Guerra abierta. Dice que quienes protestaron ni siquiera la habían visto, pero miles de familias no tardaron en firmar una petición contra Tomboy –al cierre de esta edición se cuentan 41.000 firmas–. La poderosa plataforma contra el matrimonio homosexual, que había tomado las calles pocos meses antes, también declaró la guerra a Sciamma. Uno de sus portavoces la acusó de «querer practicar un lavado de cerebro» a los alumnos. «Me entristeció, porque estas cosas te conectan con el paria que vive en ti. Y, a la vez, soy consciente de que ha sido una instrumentalización política, dentro de una batalla que han terminado perdiendo».

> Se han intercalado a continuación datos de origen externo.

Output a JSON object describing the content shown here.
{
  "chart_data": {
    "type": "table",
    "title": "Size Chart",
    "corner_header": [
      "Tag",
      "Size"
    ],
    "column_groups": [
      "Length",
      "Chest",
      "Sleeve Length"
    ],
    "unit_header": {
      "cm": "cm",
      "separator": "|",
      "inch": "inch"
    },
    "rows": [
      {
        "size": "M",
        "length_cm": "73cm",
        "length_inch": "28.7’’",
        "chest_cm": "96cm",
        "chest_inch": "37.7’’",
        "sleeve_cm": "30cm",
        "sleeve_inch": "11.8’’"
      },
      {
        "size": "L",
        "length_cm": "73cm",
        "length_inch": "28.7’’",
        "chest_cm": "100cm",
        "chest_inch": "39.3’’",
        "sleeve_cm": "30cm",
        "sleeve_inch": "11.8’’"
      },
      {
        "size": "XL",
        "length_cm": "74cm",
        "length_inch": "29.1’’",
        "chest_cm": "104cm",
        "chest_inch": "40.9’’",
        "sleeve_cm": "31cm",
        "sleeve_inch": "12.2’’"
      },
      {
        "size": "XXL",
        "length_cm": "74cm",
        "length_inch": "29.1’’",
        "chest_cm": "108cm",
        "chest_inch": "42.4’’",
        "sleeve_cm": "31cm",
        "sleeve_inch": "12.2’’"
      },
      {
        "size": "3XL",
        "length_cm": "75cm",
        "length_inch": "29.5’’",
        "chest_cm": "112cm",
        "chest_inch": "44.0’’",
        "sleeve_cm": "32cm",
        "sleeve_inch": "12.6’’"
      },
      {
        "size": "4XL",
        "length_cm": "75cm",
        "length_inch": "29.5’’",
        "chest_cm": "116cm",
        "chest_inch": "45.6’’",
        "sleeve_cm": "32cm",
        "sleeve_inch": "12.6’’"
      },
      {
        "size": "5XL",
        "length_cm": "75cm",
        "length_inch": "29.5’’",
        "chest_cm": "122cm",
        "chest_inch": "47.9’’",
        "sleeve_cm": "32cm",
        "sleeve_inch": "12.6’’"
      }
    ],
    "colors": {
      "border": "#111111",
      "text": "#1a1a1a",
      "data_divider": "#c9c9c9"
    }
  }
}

El Gobierno acabó aprobando el matrimonio homosexual. Y Tomboy sigue proyectándose en los colegios franceses. Su primera emisión en la televisión francesa incluso batió récords de audiencia. En su reciente paso por Cannes, Sciamma se definió como «una mujer negra», comparándose a sus protagonistas. Un gesto que no todo el mundo comprendió. «La homosexualidad también te hace sentir en el margen. Pero en esa periferia se crea un vínculo con otros marginales. Es ahí donde hay que crear alianzas», atestigua. «Que no ocupemos el poder no significa que no seamos poderosos». Pese a la resistencia al progreso que detecta, la directora cree que nuestra sociedad avanza en el sentido indicado. «Veo a mi alrededor tentativas de inventar el mundo que vendrá», concluye. De aquella lejana sala oscura donde se enamoró perdidamente de Deneuve, Sciamma solamente recuerda una cosa: que el cine se llamaba Utopía.